La posesión diabólica no es señal de que la persona poseída sea pecadora. Sea como sea, María, nacida en Magdala, junto al lago de Genesaret, se habría encontrado con Jesús, que le liberó de muchos malos espíritus, pues ése es el sentido simbólico del número 7. De ahí brotó el agradecimiento de la Magdalena y una hermosa amistad. Le acompañaba, le servía, le atendía con sus bienes y con su persona. Era a la vez Marta y María, con respecto al Maestro: servirle y adorarle, ahora y en la cruz.

"Estaban junto a la cruz de Jesús su madre, María de Cleofás y María Magdalena". La Magdalena no podía estar en otro sitio. Allí estaba su Amor Crucificado. Allí tenía que servirle, en silencio, con lágrimas, en adoración.
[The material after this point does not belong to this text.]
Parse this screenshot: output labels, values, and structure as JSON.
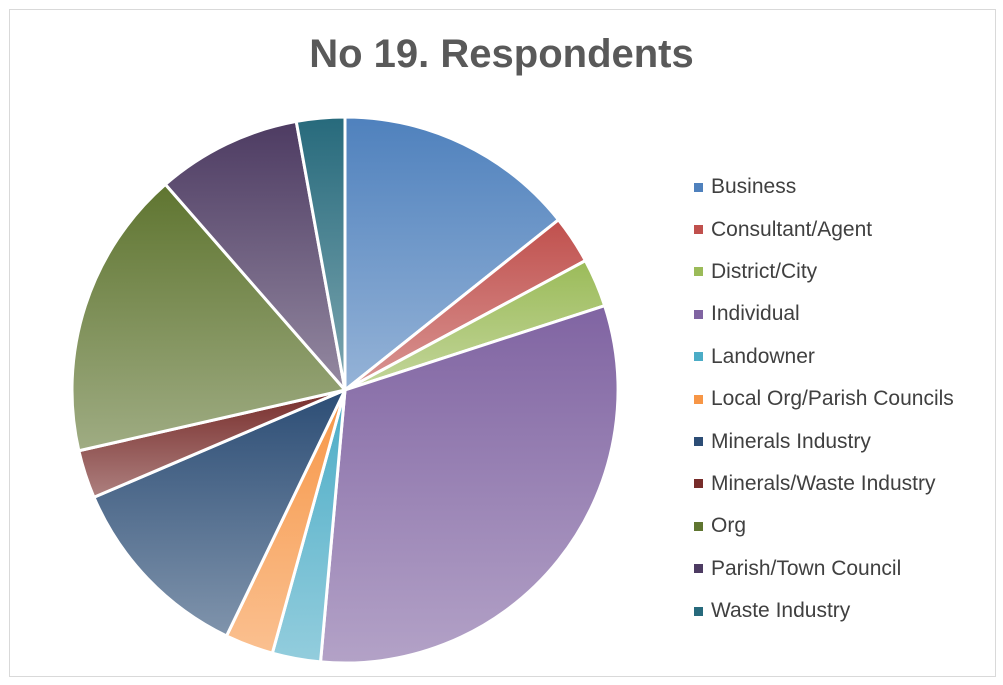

José de Arimatea y Nicodemo sepultaron a Jesús y se marcharon. "María Magdalena miraba dónde lo ponían y cómo era depositado su cuerpo". Y es que cuando hay cariño, todos los detalles son importantes. Allí quedó María, en amorosa guardia "sentada frente al sepulcro".

Regresó a Jerusalén a preparar aromas y mirra, para completar el embalsamiento del Señor. "Toda mujer es mirrófora", portadora de aromas para aliviar heridas. Y apenas alboreó el domingo, María salió con las otras mujeres hacia el sepulcro para ungir el cuerpo del Señor.
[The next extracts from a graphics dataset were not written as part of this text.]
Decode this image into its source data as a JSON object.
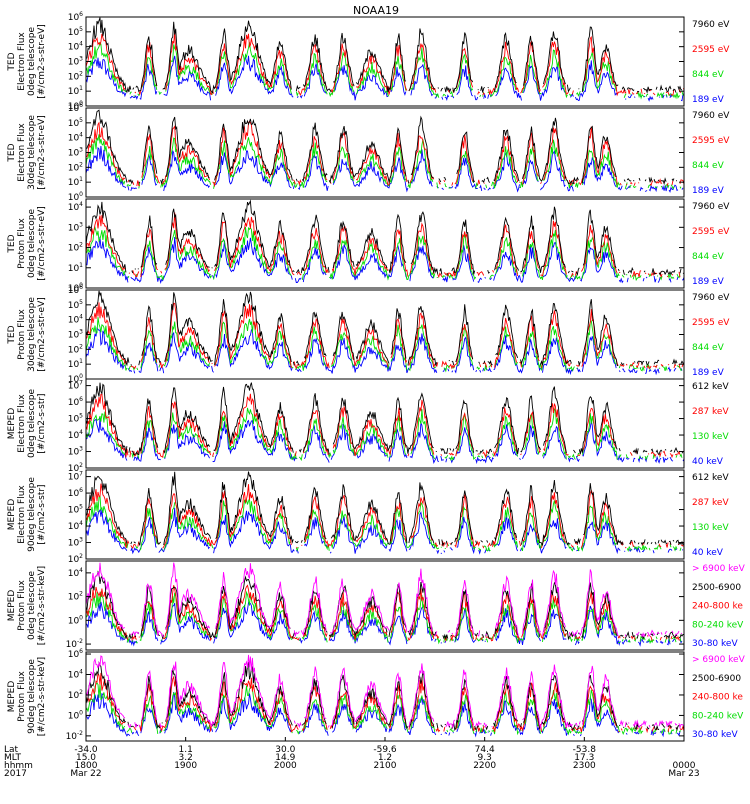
{
  "title": "NOAA19",
  "chart_data": [
    {
      "type": "line",
      "ylabel": [
        "TED",
        "Electron Flux",
        "0deg telescope",
        "[#/cm2-s-str-eV]"
      ],
      "yticks": [
        "10^0",
        "10^1",
        "10^2",
        "10^3",
        "10^4",
        "10^5",
        "10^6"
      ],
      "ylim": [
        0,
        6
      ],
      "log_y": true,
      "legend": [
        {
          "name": "7960 eV",
          "color": "#000000"
        },
        {
          "name": "2595 eV",
          "color": "#ff0000"
        },
        {
          "name": "844 eV",
          "color": "#00dd00"
        },
        {
          "name": "189 eV",
          "color": "#0000ff"
        }
      ]
    },
    {
      "type": "line",
      "ylabel": [
        "TED",
        "Electron Flux",
        "30deg telescope",
        "[#/cm2-s-str-eV]"
      ],
      "yticks": [
        "10^0",
        "10^1",
        "10^2",
        "10^3",
        "10^4",
        "10^5",
        "10^6"
      ],
      "ylim": [
        0,
        6
      ],
      "log_y": true,
      "legend": [
        {
          "name": "7960 eV",
          "color": "#000000"
        },
        {
          "name": "2595 eV",
          "color": "#ff0000"
        },
        {
          "name": "844 eV",
          "color": "#00dd00"
        },
        {
          "name": "189 eV",
          "color": "#0000ff"
        }
      ]
    },
    {
      "type": "line",
      "ylabel": [
        "TED",
        "Proton Flux",
        "0deg telescope",
        "[#/cm2-s-str-eV]"
      ],
      "yticks": [
        "10^0",
        "10^1",
        "10^2",
        "10^3",
        "10^4"
      ],
      "ylim": [
        0,
        4.4
      ],
      "log_y": true,
      "legend": [
        {
          "name": "7960 eV",
          "color": "#000000"
        },
        {
          "name": "2595 eV",
          "color": "#ff0000"
        },
        {
          "name": "844 eV",
          "color": "#00dd00"
        },
        {
          "name": "189 eV",
          "color": "#0000ff"
        }
      ]
    },
    {
      "type": "line",
      "ylabel": [
        "TED",
        "Proton Flux",
        "30deg telescope",
        "[#/cm2-s-str-eV]"
      ],
      "yticks": [
        "10^0",
        "10^1",
        "10^2",
        "10^3",
        "10^4",
        "10^5",
        "10^6"
      ],
      "ylim": [
        0,
        6
      ],
      "log_y": true,
      "legend": [
        {
          "name": "7960 eV",
          "color": "#000000"
        },
        {
          "name": "2595 eV",
          "color": "#ff0000"
        },
        {
          "name": "844 eV",
          "color": "#00dd00"
        },
        {
          "name": "189 eV",
          "color": "#0000ff"
        }
      ]
    },
    {
      "type": "line",
      "ylabel": [
        "MEPED",
        "Electron Flux",
        "0deg telescope",
        "[#/cm2-s-str]"
      ],
      "yticks": [
        "10^2",
        "10^3",
        "10^4",
        "10^5",
        "10^6",
        "10^7"
      ],
      "ylim": [
        2,
        7.4
      ],
      "log_y": true,
      "legend": [
        {
          "name": "612 keV",
          "color": "#000000"
        },
        {
          "name": "287 keV",
          "color": "#ff0000"
        },
        {
          "name": "130 keV",
          "color": "#00dd00"
        },
        {
          "name": "40 keV",
          "color": "#0000ff"
        }
      ]
    },
    {
      "type": "line",
      "ylabel": [
        "MEPED",
        "Electron Flux",
        "90deg telescope",
        "[#/cm2-s-str]"
      ],
      "yticks": [
        "10^2",
        "10^3",
        "10^4",
        "10^5",
        "10^6",
        "10^7"
      ],
      "ylim": [
        2,
        7.4
      ],
      "log_y": true,
      "legend": [
        {
          "name": "612 keV",
          "color": "#000000"
        },
        {
          "name": "287 keV",
          "color": "#ff0000"
        },
        {
          "name": "130 keV",
          "color": "#00dd00"
        },
        {
          "name": "40 keV",
          "color": "#0000ff"
        }
      ]
    },
    {
      "type": "line",
      "ylabel": [
        "MEPED",
        "Proton Flux",
        "0deg telescope",
        "[#/cm2-s-str-keV]"
      ],
      "yticks": [
        "10^-2",
        "10^0",
        "10^2",
        "10^4"
      ],
      "ylim": [
        -2.5,
        5
      ],
      "log_y": true,
      "legend": [
        {
          "name": "> 6900 keV",
          "color": "#ff00ff"
        },
        {
          "name": "2500-6900",
          "color": "#000000"
        },
        {
          "name": "240-800 ke",
          "color": "#ff0000"
        },
        {
          "name": "80-240 keV",
          "color": "#00dd00"
        },
        {
          "name": "30-80 keV",
          "color": "#0000ff"
        }
      ]
    },
    {
      "type": "line",
      "ylabel": [
        "MEPED",
        "Proton Flux",
        "90deg telescope",
        "[#/cm2-s-str-keV]"
      ],
      "yticks": [
        "10^-2",
        "10^0",
        "10^2",
        "10^4",
        "10^6"
      ],
      "ylim": [
        -2.5,
        6.2
      ],
      "log_y": true,
      "legend": [
        {
          "name": "> 6900 keV",
          "color": "#ff00ff"
        },
        {
          "name": "2500-6900",
          "color": "#000000"
        },
        {
          "name": "240-800 ke",
          "color": "#ff0000"
        },
        {
          "name": "80-240 keV",
          "color": "#00dd00"
        },
        {
          "name": "30-80 keV",
          "color": "#0000ff"
        }
      ]
    }
  ],
  "xaxis": {
    "row_labels": [
      "Lat",
      "MLT",
      "hhmm",
      "2017"
    ],
    "ticks": [
      {
        "lat": "-34.0",
        "mlt": "15.0",
        "hhmm": "1800",
        "date": "Mar 22"
      },
      {
        "lat": "1.1",
        "mlt": "3.2",
        "hhmm": "1900",
        "date": ""
      },
      {
        "lat": "30.0",
        "mlt": "14.9",
        "hhmm": "2000",
        "date": ""
      },
      {
        "lat": "-59.6",
        "mlt": "1.2",
        "hhmm": "2100",
        "date": ""
      },
      {
        "lat": "74.4",
        "mlt": "9.3",
        "hhmm": "2200",
        "date": ""
      },
      {
        "lat": "-53.8",
        "mlt": "17.3",
        "hhmm": "2300",
        "date": ""
      },
      {
        "lat": "",
        "mlt": "",
        "hhmm": "0000",
        "date": "Mar 23"
      }
    ]
  }
}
Encontraron removida la piedra. María fue a decirles a Pedro y Juan: Se han llevado al Señor. Volvió al sepulcro y se quedó allí llorando. "Lloraba como una Magdalena". Por qué lloras, le preguntan los ángeles. A quién buscas, le dice Jesús. Ella, creyendo que era el hortelano, le responde: Si te lo has llevado tú, dime dónde lo has puesto y yo lo tomaré.

Díjole Jesús: ¡María! Esta sola voz le abrió los ojos y el corazón. María respondió: ¡Rabboni, Maestro mío! Y se arrojó a sus pies. Jesús la interrumpió: Ve pronto a mis hermanos. Y María fue y les dijo: ¡He visto al Señor!

Impresiona la Magdalena, valerosa y delicada, ardiente e intrépida. Emociona su actitud en el calvario, su preocupación en la sepultura, el trajín en las primeras horas del domingo, la queja al "jardinero"... y la maravilla del encuentro y de la misión que le encomienda el Señor.

Jesús había liberado a María Magdalena de siete demonios que la tenían esclava y atenazada. Ahora María se siente ligera y tiene alas. Salta, trisca y canta a coro: tiene siete ángeles en el corazón.